@Scott Trench Before getting into it I will mention that I've been a holder of various currencies since 2015, but do not consider myself an expert. I will do my best to explain as I see things, but welcome others with more knowledge to expand and/or point out inaccuracies.
"Bitcoin is similar to hundreds of other cryptocurrencies. Each crypto has it's nuances, it's slight differences. But, at the end of the day, there seems to me to be no particular reason to me that Bitcoin will be the one universally adopted in the end. Perhaps it has odds over, say, KodakCoin. But, why Bitcoin vs. Litecoin? Vs. Ethereum? Vs. XRP"
I think this highlights why more research should be done before making strong opinions one way or the other. As you put it, Bitcoin's value is in its ability to replace other currencies (such as gold or fiat) as a store of value. With that being the case, why would people choose Bitcoin over the others?
Gold is the best comparison, as BTC is often called digital gold. It may not be tangible in the sense that you can hold physical BTC, but the code that surround BTC is irrefutable. I think both of these currencies are complimentary. One is physical, the other digital. As long as you hold your private keys, you will always be in control of your BTC. Just like if you lock you gold in a safe, you will always be in control of your gold. Give it to a 3rd party to store, and that is where BTC and Gold both become vulnerable.
Fiat government currency has shown that it is not a good store of value. The system is centralized to a max and is subject to inflation. BTC will never be inflated. It has a fixed supply that cannot be changed. Fiat currency is constantly being printed, causing it to lose value over time.
Ethereum is a different concept from Bitcoin. The goal of Ether and the Ethereum blockchain isn't really to be a store of value. It is attempting to be a platform for development of Digital Autonomous Corporations (DAOs) as well as as Smart Contracts. This is a different use case entirely than Bitcoin, so I do not really see the two as competitors.
Similarly, XRP was not created to be a store of value. It is currently being used by banks and financial institutions to help with cross border payments and to manage liquidity costs. If I remember correctly, the creators have mentioned that crypto investors should not be seculating with XRP, as the price of the token is intended to stay low. In addition, Ripple appears to fairly centralized compared to other cryptocurrencies.
LTC on the other hand has a lot of similarities with BTC, making it the most obvious competitor. The main reason Charlie Lee created LTC was to improve the scalability of BTC. There are some differences, such as processing speed, but the functionality is largely the same.
So why would someone choose BTC over LTC?
There is an important point that many BTC maximalists will pount to. There is no creator/owner that can be easily pointed to. BTC is a protocal created by an anonymous entity and is now entirely run by the people who make up the ecosystem. LTC, and all other currencies, have a central founder. Even if the coins themselves are entirely decentralized, they still have founders/leaders who can heavily influence the community.

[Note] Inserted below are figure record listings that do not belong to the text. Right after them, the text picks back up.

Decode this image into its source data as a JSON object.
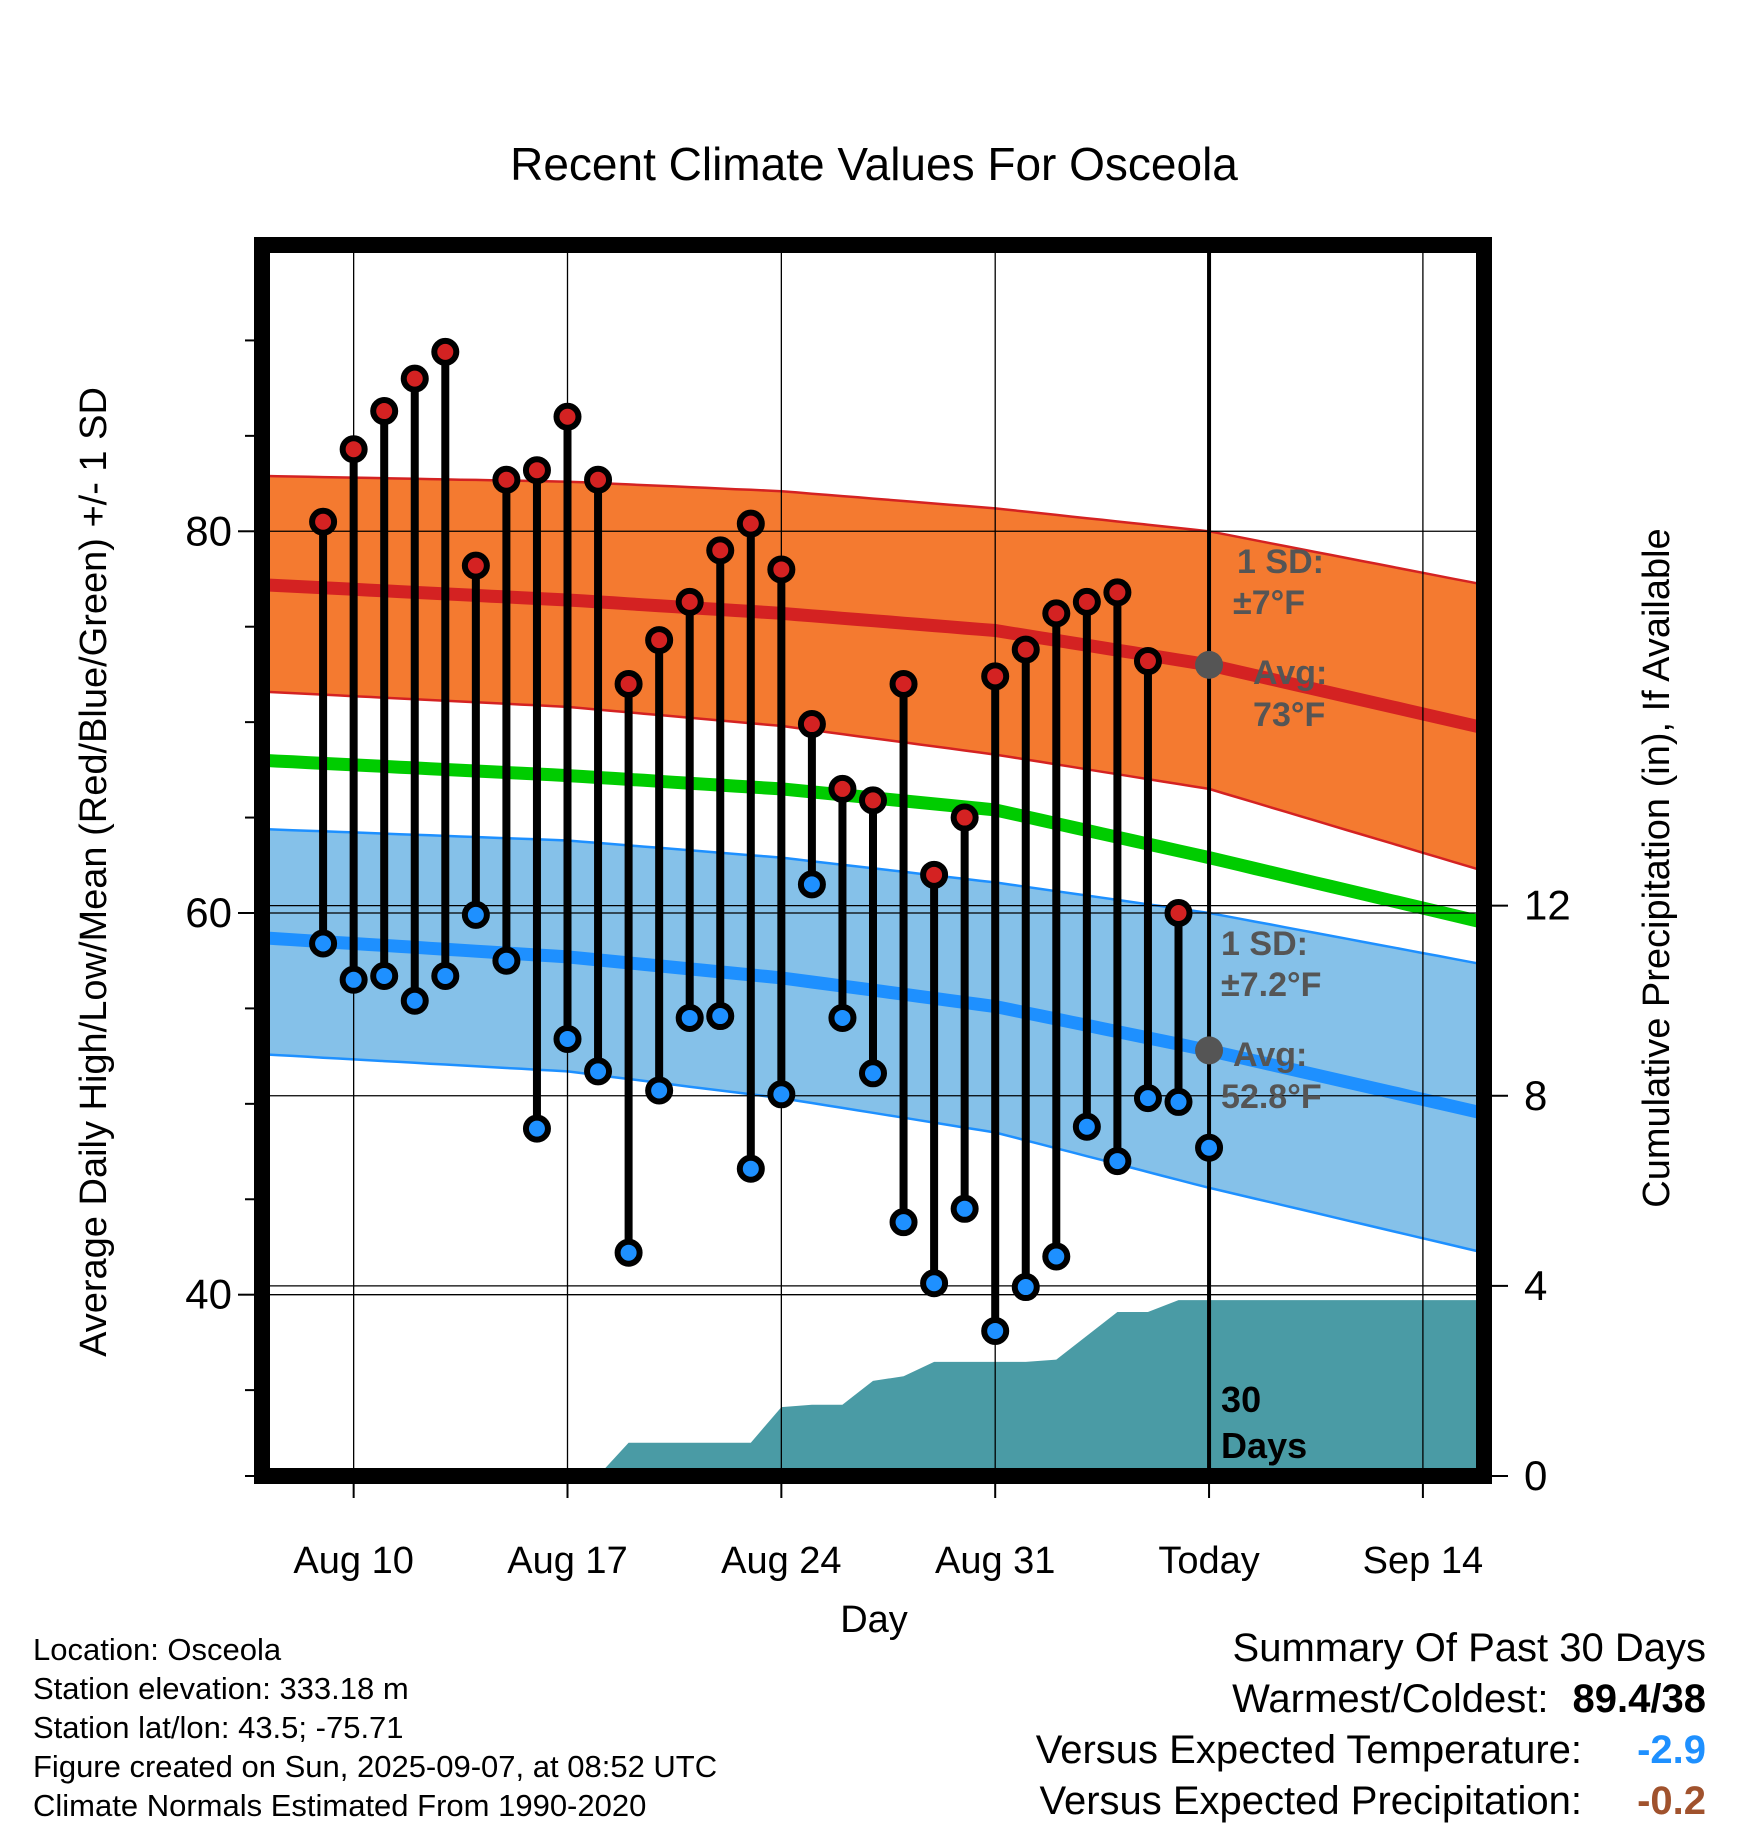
{
  "chart_data": {
    "type": "line",
    "title": "Recent Climate Values For Osceola",
    "xlabel": "Day",
    "ylabel": "Average Daily High/Low/Mean (Red/Blue/Green) +/- 1 SD",
    "y2label": "Cumulative Precipitation (in), If Available",
    "xlim": [
      "2025-08-07",
      "2025-09-16"
    ],
    "ylim": [
      30.5,
      95
    ],
    "y2lim": [
      0,
      25.9
    ],
    "x_tick_labels": [
      "Aug 10",
      "Aug 17",
      "Aug 24",
      "Aug 31",
      "Today",
      "Sep 14"
    ],
    "x_tick_dates": [
      "2025-08-10",
      "2025-08-17",
      "2025-08-24",
      "2025-08-31",
      "2025-09-07",
      "2025-09-14"
    ],
    "y_tick_labels": [
      "40",
      "60",
      "80"
    ],
    "y_tick_values": [
      40,
      60,
      80
    ],
    "y2_tick_labels": [
      "0",
      "4",
      "8",
      "12"
    ],
    "y2_tick_values": [
      0,
      4,
      8,
      12
    ],
    "grid": true,
    "today": "2025-09-07",
    "today_label": "30 Days",
    "normals": {
      "dates": [
        "2025-08-07",
        "2025-08-17",
        "2025-08-24",
        "2025-08-31",
        "2025-09-07",
        "2025-09-16"
      ],
      "high_avg": [
        77.2,
        76.4,
        75.7,
        74.8,
        73.0,
        69.7
      ],
      "high_sd_upper": [
        82.9,
        82.6,
        82.1,
        81.2,
        80.0,
        77.2
      ],
      "high_sd_lower": [
        71.6,
        70.8,
        69.8,
        68.3,
        66.5,
        62.2
      ],
      "mean": [
        68.0,
        67.2,
        66.5,
        65.4,
        62.9,
        59.5
      ],
      "low_avg": [
        58.7,
        57.7,
        56.6,
        55.1,
        52.8,
        49.5
      ],
      "low_sd_upper": [
        64.4,
        63.8,
        62.9,
        61.6,
        60.0,
        57.3
      ],
      "low_sd_lower": [
        52.6,
        51.7,
        50.3,
        48.5,
        45.6,
        42.2
      ]
    },
    "series": [
      {
        "name": "High",
        "color": "#d42222",
        "values": [
          80.5,
          84.3,
          86.3,
          88.0,
          89.4,
          78.2,
          82.7,
          83.2,
          86.0,
          82.7,
          72.0,
          74.3,
          76.3,
          79.0,
          80.4,
          78.0,
          69.9,
          66.5,
          65.9,
          72.0,
          62.0,
          65.0,
          72.4,
          73.8,
          75.7,
          76.3,
          76.8,
          73.2,
          60.0
        ]
      },
      {
        "name": "Low",
        "color": "#1e90ff",
        "values": [
          58.4,
          56.5,
          56.7,
          55.4,
          56.7,
          59.9,
          57.5,
          48.7,
          53.4,
          51.7,
          42.2,
          50.7,
          54.5,
          54.6,
          46.6,
          50.5,
          61.5,
          54.5,
          51.6,
          43.8,
          40.6,
          44.5,
          38.1,
          40.4,
          42.0,
          48.8,
          47.0,
          50.3,
          50.1,
          47.7
        ]
      }
    ],
    "obs_dates_start": "2025-08-09",
    "precip": {
      "dates": [
        "2025-08-18",
        "2025-08-19",
        "2025-08-22",
        "2025-08-23",
        "2025-08-24",
        "2025-08-25",
        "2025-08-26",
        "2025-08-27",
        "2025-08-28",
        "2025-08-29",
        "2025-09-01",
        "2025-09-02",
        "2025-09-04",
        "2025-09-05",
        "2025-09-06",
        "2025-09-16"
      ],
      "values": [
        0.0,
        0.7,
        0.7,
        0.7,
        1.45,
        1.5,
        1.5,
        2.0,
        2.1,
        2.4,
        2.4,
        2.45,
        3.45,
        3.45,
        3.7,
        3.7
      ]
    },
    "annotations": {
      "high_sd": "1 SD:",
      "high_sd_value": "±7°F",
      "high_avg": "Avg:",
      "high_avg_value": "73°F",
      "low_sd": "1 SD:",
      "low_sd_value": "±7.2°F",
      "low_avg": "Avg:",
      "low_avg_value": "52.8°F"
    },
    "colors": {
      "high_band": "#f47a30",
      "high_line": "#d42222",
      "mean_line": "#00cc00",
      "low_band": "#85c1e9",
      "low_line": "#1e90ff",
      "precip": "#4a9ba5",
      "marker_gray": "#555555"
    }
  },
  "info": {
    "location": "Location: Osceola",
    "elevation": "Station elevation: 333.18 m",
    "latlon": "Station lat/lon: 43.5; -75.71",
    "created": "Figure created on Sun, 2025-09-07, at 08:52 UTC",
    "normals": "Climate Normals Estimated From 1990-2020"
  },
  "summary": {
    "heading": "Summary Of Past 30 Days",
    "warmest_label": "Warmest/Coldest:",
    "warmest_value": "89.4/38",
    "temp_label": "Versus Expected Temperature:",
    "temp_value": "-2.9",
    "temp_color": "#1e90ff",
    "precip_label": "Versus Expected Precipitation:",
    "precip_value": "-0.2",
    "precip_color": "#a0522d"
  }
}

I highly encourage you to listen to actual experts, as again, this explanation was just my best attempt. The two podcasts I'd recommend were done by The Investor's Podcast. This podcast is normally focused on stocks, but they did two back to back on Bitcoin.
The two I recommend are #259 with Dr Saifedean Ammous and #260 with Plan B. The main takeaway I received by listening to these two episodes was the concept of stock to flow, and why this is important when deciding upon a store of value.